A Machine Learning--Based Surrogate EKMA Framework for Diagnosing Urban Ozone Formation Regimes: Evidence from Los Angeles

TL;DR

This paper introduces a machine learning surrogate model based on EKMA to diagnose urban ozone formation regimes using observational data, providing an efficient and interpretable tool for air quality management.

Contribution

It develops a novel ML-based surrogate framework inspired by EKMA, enabling ozone regime diagnosis with high predictive accuracy and interpretability from observational data.

Findings

Ozone formation in Los Angeles during 2024-2025 is VOC-limited.

The random forest model accurately predicts ozone concentrations from precursor data.

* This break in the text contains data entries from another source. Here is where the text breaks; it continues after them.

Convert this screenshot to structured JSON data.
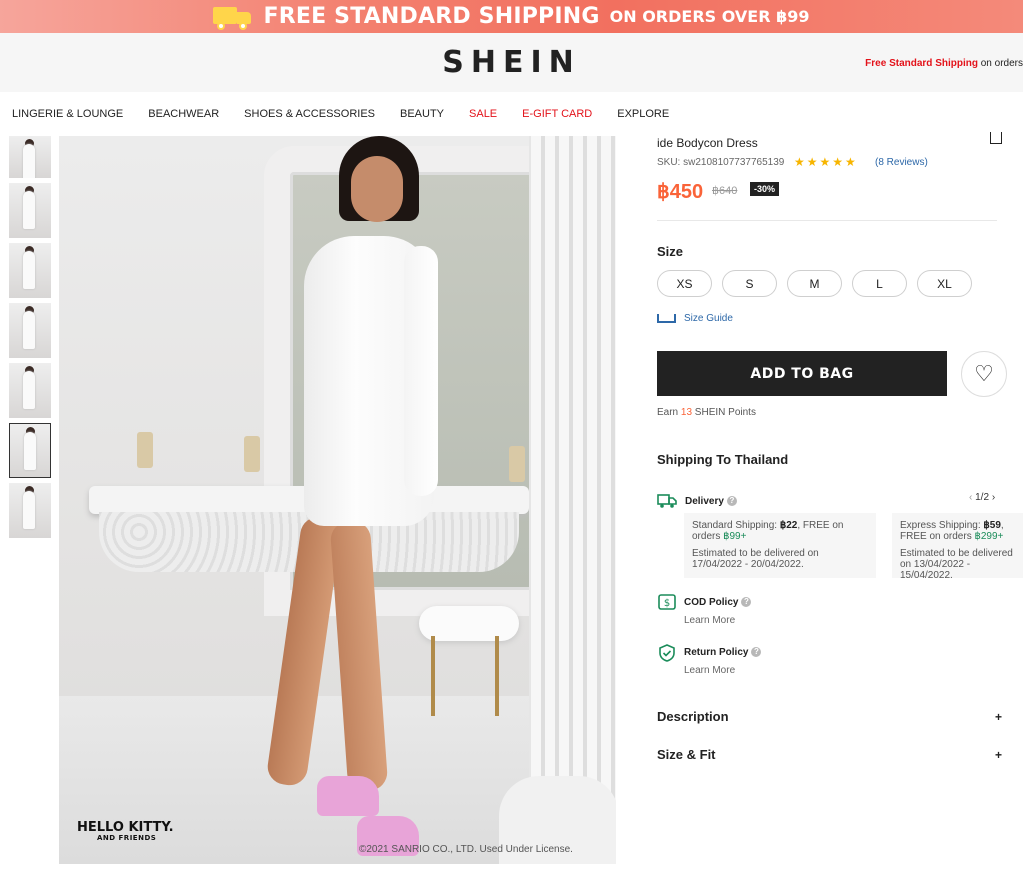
{
  "promo": {
    "main": "FREE STANDARD SHIPPING",
    "sub": "ON ORDERS OVER ฿99",
    "icon": "truck-icon",
    "accent": "#f2705f"
  },
  "header": {
    "logo": "SHEIN",
    "ship_red": "Free Standard Shipping",
    "ship_rest": " on orders"
  },
  "nav": [
    {
      "label": "LINGERIE & LOUNGE",
      "red": false
    },
    {
      "label": "BEACHWEAR",
      "red": false
    },
    {
      "label": "SHOES & ACCESSORIES",
      "red": false
    },
    {
      "label": "BEAUTY",
      "red": false
    },
    {
      "label": "SALE",
      "red": true
    },
    {
      "label": "E-GIFT CARD",
      "red": true
    },
    {
      "label": "EXPLORE",
      "red": false
    }
  ],
  "photo": {
    "brand": "HELLO KITTY.",
    "brand_sub": "AND FRIENDS",
    "copyright": "©2021 SANRIO CO., LTD. Used Under License."
  },
  "product": {
    "title": "ide Bodycon Dress",
    "sku": "SKU: sw2108107737765139",
    "stars": "★★★★★",
    "reviews": "(8 Reviews)",
    "price": "฿450",
    "old_price": "฿640",
    "discount": "-30%",
    "price_color": "#fa6338"
  },
  "size": {
    "label": "Size",
    "options": [
      "XS",
      "S",
      "M",
      "L",
      "XL"
    ],
    "guide": "Size Guide"
  },
  "actions": {
    "add_to_bag": "ADD TO BAG",
    "wishlist_icon": "heart-icon"
  },
  "points": {
    "prefix": "Earn ",
    "num": "13",
    "suffix": " SHEIN Points"
  },
  "shipping": {
    "title": "Shipping To Thailand",
    "delivery": {
      "label": "Delivery",
      "pager": "1/2",
      "cards": [
        {
          "type": "Standard Shipping: ",
          "cost": "฿22",
          "mid": ", FREE on orders ",
          "threshold": "฿99+",
          "estimate": "Estimated to be delivered on 17/04/2022 - 20/04/2022."
        },
        {
          "type": "Express Shipping: ",
          "cost": "฿59",
          "mid": ", FREE on orders ",
          "threshold": "฿299+",
          "estimate": "Estimated to be delivered on 13/04/2022 - 15/04/2022."
        }
      ]
    },
    "cod": {
      "label": "COD Policy",
      "link": "Learn More"
    },
    "return": {
      "label": "Return Policy",
      "link": "Learn More"
    }
  },
  "accordions": [
    {
      "label": "Description",
      "icon": "+"
    },
    {
      "label": "Size & Fit",
      "icon": "+"
    }
  ]
}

Diurnal and nitrogen dioxide features are most influential in the model.

Abstract

Surface ozone pollution remains a persistent challenge in many metropolitan regions worldwide, as the nonlinear dependence of ozone formation on nitrogen oxides and volatile organic compounds (VOCs) complicates the design of effective emission control strategies. While chemical transport models provide mechanistic insights, they rely on detailed emission inventories and are computationally expensive. This study develops a machine learning--based surrogate framework inspired by the Empirical Kinetic Modeling Approach (EKMA). Using hourly air quality observations from Los Angeles during 2024--2025, a random forest model is trained to predict surface ozone concentrations based on precursor measurements and spatiotemporal features, including site location and cyclic time encodings. The model achieves strong predictive performance, with permutation importance highlighting the dominant roles of diurnal temporal features and nitrogen dioxide, along with additional contributions from carbon monoxide. Building on the trained surrogate, EKMA-style sensitivity experiments are conducted by perturbing precursor concentrations while holding other covariates fixed. The results indicate that ozone formation in Los Angeles during the study period is predominantly VOC-limited. Overall, the proposed framework offers an efficient and interpretable approach for ozone regime diagnosis in data-rich urban environments.